Venons-en maintenant à la nature de l'outrage dont l'appelant a été accusé. Il a été cité non pas pour s'être présenté intoxiqué (par l'alcool ou des drogues) devant le tribunal ou dans son enceinte, mais pour avoir été absent alors que comme procureur, il avait le devoir de comparaître pour défendre un accusé dans un procès au criminel. Son intoxication a servi à établir si son absence était injustifiée. Son défaut de comparaître a incontestablement incommodé la Cour, l'avocat de la Couronne ainsi que les témoins.

Dans Izuora v.
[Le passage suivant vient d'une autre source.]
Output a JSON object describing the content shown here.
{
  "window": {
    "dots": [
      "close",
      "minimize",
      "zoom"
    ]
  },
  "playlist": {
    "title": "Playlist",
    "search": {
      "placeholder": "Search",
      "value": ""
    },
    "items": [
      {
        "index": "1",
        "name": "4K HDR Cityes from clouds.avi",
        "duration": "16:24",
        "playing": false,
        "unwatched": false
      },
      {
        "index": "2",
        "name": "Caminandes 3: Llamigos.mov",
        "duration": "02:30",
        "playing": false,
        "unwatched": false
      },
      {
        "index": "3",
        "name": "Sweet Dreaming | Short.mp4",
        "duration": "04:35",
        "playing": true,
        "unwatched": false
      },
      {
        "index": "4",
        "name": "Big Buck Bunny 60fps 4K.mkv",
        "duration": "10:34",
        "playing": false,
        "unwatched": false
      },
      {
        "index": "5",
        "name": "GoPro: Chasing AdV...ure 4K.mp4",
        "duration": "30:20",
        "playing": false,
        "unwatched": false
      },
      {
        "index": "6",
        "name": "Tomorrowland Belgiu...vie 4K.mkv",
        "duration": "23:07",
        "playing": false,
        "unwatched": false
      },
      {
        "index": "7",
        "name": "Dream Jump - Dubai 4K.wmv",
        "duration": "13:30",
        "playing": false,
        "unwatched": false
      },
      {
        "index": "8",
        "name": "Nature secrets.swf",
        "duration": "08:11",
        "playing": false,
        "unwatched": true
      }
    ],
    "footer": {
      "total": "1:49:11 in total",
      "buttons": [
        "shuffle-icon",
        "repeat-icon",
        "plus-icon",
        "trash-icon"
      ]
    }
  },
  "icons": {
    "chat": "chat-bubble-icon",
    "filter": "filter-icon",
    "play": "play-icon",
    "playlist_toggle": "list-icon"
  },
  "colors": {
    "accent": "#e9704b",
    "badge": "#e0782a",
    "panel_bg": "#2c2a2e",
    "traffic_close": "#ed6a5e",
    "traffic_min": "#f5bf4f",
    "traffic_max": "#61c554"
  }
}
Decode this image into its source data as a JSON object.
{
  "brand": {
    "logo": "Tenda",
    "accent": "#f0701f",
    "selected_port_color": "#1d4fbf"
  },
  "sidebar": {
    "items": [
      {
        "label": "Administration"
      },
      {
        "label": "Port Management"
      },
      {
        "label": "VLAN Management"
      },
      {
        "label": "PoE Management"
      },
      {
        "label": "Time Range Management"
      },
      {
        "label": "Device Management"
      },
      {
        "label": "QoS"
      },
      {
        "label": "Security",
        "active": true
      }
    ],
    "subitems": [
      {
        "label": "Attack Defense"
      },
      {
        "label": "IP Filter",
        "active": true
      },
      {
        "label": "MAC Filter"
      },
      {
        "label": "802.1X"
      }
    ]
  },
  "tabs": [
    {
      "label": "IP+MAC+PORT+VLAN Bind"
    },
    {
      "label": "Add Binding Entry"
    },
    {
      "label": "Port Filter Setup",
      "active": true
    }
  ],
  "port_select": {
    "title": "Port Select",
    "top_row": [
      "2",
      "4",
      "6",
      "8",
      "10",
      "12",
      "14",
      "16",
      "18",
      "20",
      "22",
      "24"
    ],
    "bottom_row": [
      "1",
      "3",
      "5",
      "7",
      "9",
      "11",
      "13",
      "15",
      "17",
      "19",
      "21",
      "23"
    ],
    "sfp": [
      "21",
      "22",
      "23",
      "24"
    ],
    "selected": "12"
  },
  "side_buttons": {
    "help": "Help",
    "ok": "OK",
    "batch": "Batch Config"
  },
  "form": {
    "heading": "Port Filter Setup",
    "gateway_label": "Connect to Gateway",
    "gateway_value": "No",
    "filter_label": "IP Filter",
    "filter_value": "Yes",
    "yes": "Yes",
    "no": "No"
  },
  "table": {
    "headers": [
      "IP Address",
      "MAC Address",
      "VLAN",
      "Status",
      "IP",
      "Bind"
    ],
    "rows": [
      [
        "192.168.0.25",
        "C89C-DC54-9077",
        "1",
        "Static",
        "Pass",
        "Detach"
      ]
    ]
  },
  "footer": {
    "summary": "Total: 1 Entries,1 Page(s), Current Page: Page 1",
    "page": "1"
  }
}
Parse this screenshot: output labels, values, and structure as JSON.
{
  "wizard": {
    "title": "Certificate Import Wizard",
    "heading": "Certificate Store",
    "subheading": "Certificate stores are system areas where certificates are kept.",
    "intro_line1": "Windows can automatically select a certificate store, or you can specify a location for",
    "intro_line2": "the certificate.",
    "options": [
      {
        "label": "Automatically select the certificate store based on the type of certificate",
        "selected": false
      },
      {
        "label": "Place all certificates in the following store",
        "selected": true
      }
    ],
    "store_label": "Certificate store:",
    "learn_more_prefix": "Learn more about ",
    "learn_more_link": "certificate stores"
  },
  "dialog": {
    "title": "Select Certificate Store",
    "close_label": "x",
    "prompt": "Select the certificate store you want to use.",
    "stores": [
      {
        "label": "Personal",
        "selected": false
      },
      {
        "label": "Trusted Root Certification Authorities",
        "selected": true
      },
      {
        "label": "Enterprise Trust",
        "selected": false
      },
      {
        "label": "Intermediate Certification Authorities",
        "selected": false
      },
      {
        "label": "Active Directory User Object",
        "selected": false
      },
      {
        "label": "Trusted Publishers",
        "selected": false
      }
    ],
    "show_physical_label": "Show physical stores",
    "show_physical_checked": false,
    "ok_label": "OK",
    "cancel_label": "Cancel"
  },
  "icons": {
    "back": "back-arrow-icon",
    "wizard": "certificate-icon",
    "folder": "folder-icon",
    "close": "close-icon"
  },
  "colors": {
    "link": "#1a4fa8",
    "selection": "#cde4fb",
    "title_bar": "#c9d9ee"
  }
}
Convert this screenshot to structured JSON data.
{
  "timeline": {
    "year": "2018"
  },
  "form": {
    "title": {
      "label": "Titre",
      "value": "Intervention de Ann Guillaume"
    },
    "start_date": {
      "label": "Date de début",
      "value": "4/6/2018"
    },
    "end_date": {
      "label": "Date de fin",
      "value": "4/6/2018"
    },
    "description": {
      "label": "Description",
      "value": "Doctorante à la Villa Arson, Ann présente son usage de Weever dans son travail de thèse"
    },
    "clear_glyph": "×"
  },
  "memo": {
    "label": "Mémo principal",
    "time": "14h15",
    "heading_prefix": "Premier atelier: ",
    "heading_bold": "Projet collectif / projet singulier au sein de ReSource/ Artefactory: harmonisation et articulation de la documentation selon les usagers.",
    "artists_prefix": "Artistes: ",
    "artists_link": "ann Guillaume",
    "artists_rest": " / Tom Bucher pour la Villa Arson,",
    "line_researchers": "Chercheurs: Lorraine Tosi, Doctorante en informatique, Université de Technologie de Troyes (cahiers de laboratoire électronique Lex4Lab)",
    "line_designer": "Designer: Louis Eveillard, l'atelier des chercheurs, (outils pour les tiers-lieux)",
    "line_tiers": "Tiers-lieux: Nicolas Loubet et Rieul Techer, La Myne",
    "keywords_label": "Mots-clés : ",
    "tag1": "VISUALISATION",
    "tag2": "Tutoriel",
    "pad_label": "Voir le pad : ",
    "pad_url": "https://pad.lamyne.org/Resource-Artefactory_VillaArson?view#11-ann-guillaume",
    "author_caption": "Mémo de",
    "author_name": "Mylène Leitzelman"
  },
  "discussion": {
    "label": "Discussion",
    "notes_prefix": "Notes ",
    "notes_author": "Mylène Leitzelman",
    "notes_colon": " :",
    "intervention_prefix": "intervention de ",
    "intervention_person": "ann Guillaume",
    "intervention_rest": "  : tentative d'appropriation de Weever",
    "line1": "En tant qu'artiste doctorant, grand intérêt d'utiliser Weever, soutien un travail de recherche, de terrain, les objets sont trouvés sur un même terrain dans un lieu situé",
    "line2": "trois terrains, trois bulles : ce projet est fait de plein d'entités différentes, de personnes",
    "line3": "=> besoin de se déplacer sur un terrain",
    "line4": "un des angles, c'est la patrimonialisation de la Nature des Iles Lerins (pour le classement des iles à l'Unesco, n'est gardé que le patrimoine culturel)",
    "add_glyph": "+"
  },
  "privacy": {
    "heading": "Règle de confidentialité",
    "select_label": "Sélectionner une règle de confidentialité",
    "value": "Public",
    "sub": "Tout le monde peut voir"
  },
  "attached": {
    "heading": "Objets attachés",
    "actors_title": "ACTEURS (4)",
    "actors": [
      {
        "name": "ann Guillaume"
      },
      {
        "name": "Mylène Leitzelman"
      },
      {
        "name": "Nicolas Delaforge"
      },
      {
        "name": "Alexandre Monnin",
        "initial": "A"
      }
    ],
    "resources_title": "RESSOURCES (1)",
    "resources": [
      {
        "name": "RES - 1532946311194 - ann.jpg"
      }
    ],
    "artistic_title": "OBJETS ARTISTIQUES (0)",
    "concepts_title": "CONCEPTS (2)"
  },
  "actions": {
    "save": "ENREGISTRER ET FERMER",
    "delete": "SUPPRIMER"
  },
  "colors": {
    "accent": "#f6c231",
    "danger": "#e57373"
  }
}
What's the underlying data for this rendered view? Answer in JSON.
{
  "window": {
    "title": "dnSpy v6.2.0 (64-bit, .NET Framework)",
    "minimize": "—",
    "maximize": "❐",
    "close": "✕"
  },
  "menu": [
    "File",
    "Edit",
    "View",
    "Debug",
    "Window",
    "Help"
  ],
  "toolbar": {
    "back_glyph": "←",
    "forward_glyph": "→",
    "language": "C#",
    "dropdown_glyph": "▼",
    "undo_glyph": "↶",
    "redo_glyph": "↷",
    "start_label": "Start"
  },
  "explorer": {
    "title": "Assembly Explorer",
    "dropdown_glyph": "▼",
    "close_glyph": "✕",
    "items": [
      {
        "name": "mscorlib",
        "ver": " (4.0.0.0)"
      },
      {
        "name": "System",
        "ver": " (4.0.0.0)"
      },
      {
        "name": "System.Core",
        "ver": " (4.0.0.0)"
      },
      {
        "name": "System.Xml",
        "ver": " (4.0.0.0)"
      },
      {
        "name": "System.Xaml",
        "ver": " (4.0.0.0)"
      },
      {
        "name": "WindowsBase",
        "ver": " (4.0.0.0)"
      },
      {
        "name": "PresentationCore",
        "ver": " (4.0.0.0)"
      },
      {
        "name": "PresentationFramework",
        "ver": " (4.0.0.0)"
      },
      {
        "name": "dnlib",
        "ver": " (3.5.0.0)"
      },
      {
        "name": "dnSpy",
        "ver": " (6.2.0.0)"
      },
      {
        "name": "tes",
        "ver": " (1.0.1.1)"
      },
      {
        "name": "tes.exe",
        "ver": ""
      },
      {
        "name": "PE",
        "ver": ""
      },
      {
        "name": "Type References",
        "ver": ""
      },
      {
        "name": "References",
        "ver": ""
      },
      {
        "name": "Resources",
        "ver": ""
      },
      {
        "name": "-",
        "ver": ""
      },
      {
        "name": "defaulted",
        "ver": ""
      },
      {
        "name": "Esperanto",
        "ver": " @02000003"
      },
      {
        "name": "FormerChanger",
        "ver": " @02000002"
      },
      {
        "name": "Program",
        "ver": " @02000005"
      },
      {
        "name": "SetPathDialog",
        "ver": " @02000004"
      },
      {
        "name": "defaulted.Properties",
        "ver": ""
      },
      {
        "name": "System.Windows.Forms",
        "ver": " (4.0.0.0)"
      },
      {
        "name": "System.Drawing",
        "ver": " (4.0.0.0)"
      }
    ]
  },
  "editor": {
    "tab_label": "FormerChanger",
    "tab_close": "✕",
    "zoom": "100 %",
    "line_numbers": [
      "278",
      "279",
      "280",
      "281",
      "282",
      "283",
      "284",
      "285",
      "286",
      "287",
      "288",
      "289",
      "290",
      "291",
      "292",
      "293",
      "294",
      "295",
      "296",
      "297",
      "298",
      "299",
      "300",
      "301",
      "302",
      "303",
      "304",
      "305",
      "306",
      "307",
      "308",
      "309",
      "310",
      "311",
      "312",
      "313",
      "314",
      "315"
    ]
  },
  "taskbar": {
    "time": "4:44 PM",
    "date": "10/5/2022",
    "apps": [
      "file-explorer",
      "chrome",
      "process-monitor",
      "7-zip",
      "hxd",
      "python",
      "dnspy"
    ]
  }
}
The Queen[9], le Comité judiciaire a décidé que l'absence du procureur lors du prononcé du jugement, même si la Cour lui avait ordonné de comparaître, ne constituait pas du tout un outrage, quoique ce fût un manque de courtoisie et un manquement à un devoir envers le client. Il n'y avait donc pas lieu de considérer, à présumer qu'il y eût outrage, s'il avait été commis in facie curiae, et c'est pourquoi j'écarte cette cause-là.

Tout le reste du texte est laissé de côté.